Bu sözler bana 2001 krizi öncesi yaşadıklarımızı anımsattı. O zaman da Türkiye siyasi istikrar başta olmak üzere pek çok açıdan güven vermeyen ülkeydi. Türkiye’ye borç verenler paranın batabileceği riskini de hesaplayarak inanılmaz yüksek faizler istiyordu. Sonunda ekonomi duvara çarptı. Milyonlarca kişi işsiz kaldı, on binlerce işletme battı. Türkiye o krizden çok ağır bedeller ödeyerek çıktı.

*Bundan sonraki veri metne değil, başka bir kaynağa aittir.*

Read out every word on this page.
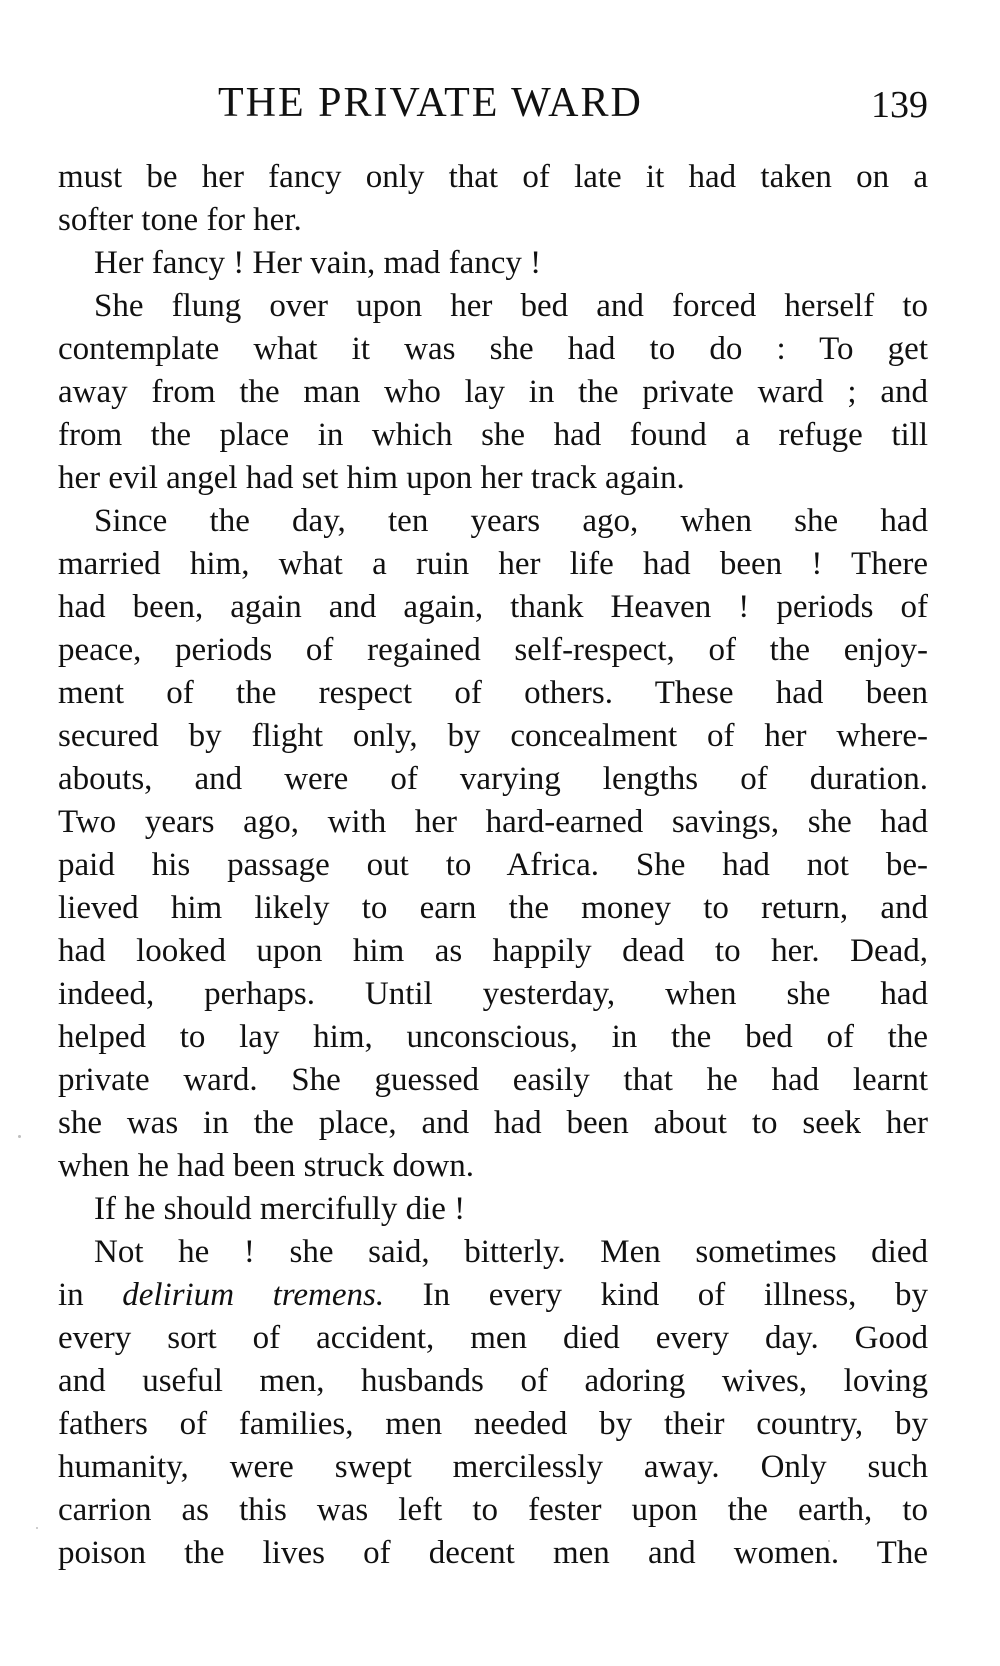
THE PRIVATE WARD	139
must be her fancy only that of late it had taken on a
softer tone for her.
Her fancy ! Her vain, mad fancy !
She flung over upon her bed and forced herself to
contemplate what it was she had to do : To get
away from the man who lay in the private ward ; and
from the place in which she had found a refuge till
her evil angel had set him upon her track again.
Since the day, ten years ago, when she had
married him, what a ruin her life had been ! There
had been, again and again, thank Heaven ! periods of
peace, periods of regained self-respect, of the enjoy-
ment of the respect of others. These had been
secured by flight only, by concealment of her where-
abouts, and were of varying lengths of duration.
Two years ago, with her hard-earned savings, she had
paid his passage out to Africa. She had not be-
lieved him likely to earn the money to return, and
had looked upon him as happily dead to her. Dead,
indeed, perhaps. Until yesterday, when she had
helped to lay him, unconscious, in the bed of the
private ward. She guessed easily that he had learnt
she was in the place, and had been about to seek her
when he had been struck down.
If he should mercifully die !
Not he ! she said, bitterly. Men sometimes died
in delirium tremens. In every kind of illness, by
every sort of accident, men died every day. Good
and useful men, husbands of adoring wives, loving
fathers of families, men needed by their country, by
humanity, were swept mercilessly away. Only such
carrion as this was left to fester upon the earth, to
poison the lives of decent men and women. The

Geçen hafta yaşananlardan sonra “Halk bunca fedakarlığı boşuna mı çekti?” diye düşünüyorum. Yeni bir umut diye AKP’yi iktidar yapan halk 10 yıl sonra ülke yine bir ekonomik krizin bataklığına sürüklenirse nasıl tepki gösterecek? Sosyal medyanın on binleri birkaç saatte meydanlara dökebildiği bir çağda yaşıyoruz. Yeniden canı yanan halktan 10 yıl önceki olgunluk beklenebilecek mi? Hem de ayakkabı kutularının simge haline geldiği bir dönemde.
Neyse ki henüz yılın ilk günündeyiz. İnat değil, akıl galip gelirse kabus senaryolarını önlemek için hala vakit var.